Navigating "Too Much to Do, Not Enough Time"

I retired from a job in which a small group of us handled many functions including operations, financial functions, and Human Resources.  Being short-staffed and overworked seems to have become the norm rather than the exception.

To navigate through this requires that we prioritize low level and high level functions.  Thinking this way can apply to our lives as a whole, not just work. 

Where I worked, we developed a mindset of Continuous Process Improvement (CPI).  When workloads became overwhelming, I found this mindset to be useful in quieting the chaos.  Chaos is the exact opposite of a CPI environment; it is the enemy of productivity. 

CPI isn’t just a set of standards.  CPI is a way of thinking that can apply at work and in our personal lives. In this post, I will talk about two areas of CPI; Process Development and Paperwork Reduction.

Process Development
It insufficient to only think about processes.  In order to get a good handle on processes, you need to understand the interactions of every process element.  This is where simple process maps can help you get a good helicopter view. 

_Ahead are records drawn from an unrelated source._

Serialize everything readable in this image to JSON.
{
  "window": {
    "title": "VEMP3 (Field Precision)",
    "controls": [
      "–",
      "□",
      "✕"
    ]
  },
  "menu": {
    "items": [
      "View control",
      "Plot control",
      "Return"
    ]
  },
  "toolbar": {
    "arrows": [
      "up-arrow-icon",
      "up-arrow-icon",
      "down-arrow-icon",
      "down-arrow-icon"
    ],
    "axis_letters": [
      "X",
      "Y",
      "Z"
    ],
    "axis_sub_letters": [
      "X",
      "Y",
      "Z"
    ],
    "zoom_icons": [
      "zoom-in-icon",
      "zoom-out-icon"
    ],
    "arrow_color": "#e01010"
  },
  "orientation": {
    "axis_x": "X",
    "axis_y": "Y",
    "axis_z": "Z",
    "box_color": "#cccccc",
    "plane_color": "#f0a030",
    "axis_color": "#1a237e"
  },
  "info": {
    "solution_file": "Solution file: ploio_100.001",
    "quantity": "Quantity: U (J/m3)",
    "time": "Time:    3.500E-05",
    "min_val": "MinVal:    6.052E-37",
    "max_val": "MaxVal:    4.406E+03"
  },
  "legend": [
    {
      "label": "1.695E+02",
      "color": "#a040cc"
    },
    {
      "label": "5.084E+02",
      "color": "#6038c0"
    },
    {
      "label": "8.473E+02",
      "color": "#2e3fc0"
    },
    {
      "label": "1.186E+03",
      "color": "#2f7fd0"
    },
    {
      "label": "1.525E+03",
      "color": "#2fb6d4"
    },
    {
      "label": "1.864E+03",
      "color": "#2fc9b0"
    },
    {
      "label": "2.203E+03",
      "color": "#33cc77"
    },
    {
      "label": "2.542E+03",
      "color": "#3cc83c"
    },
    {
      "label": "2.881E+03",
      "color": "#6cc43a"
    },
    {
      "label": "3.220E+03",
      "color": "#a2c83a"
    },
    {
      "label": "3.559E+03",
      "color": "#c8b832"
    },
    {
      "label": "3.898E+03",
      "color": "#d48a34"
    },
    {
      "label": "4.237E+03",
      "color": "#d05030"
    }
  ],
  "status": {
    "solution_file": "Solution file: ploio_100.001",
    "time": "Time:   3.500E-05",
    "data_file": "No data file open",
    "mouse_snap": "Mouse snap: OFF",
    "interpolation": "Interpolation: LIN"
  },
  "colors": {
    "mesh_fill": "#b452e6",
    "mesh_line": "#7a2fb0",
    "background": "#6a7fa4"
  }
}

Start by developing process maps of the existing conditions.  Look for unnecessary waste in the processes with an eye toward reducing redundancy and repetitive work.  Based on this review, develop process maps that will reflect expected conditions.  Be sure that everyone touched by the process is involved in development of it. Here are some examples of deliverable maps of expected conditions;



Now that you have a deliverable process, the next step is to deploy the processes.  Communicate every aspect of the finished product to everyone involved.  Get feedback!  It is important to remember that this process is NOT once and done.  Always think in terms of “finding a better way”.

Paperwork Reduction
Scanning, file sharing, and shredding capabilities are essential to reducing paper.  The initial cost of ramping up such capabilities is a factor that needs to be considered.  Time spent scanning is generally offset by savings in time dealing with and retrieving paper files. 

Office scanning management packages are available, but in small offices, scanning to .pdf and saving to a file server will usually suffice.  This requires file naming and folder management conventions that aid in retrieval of documents.  Another convention to consider is utilizing the recognize text function of Adobe Acrobat.  This allows searching within files, but will increase the size of the files, taking up more space on the server.

Another factor to consider in paperwork reduction is self-shredding vs. a shredding service.  A bin-installed shredding service costs more, but it reduces time spent shredding your own documents.

Final Thought
Continuous Process Improvement is the realization that no system is ever perfect.  It is
easy to forget that externals change constantly, and what worked today may not work tomorrow.  If you are adaptive and open to change, the benefits will become evident.  While all of this seems elemental and simple, it is easy to get overwhelmed and miss the basics.

Paying attention to incremental processes will ultimately make the high-level aspects of work easier to navigate.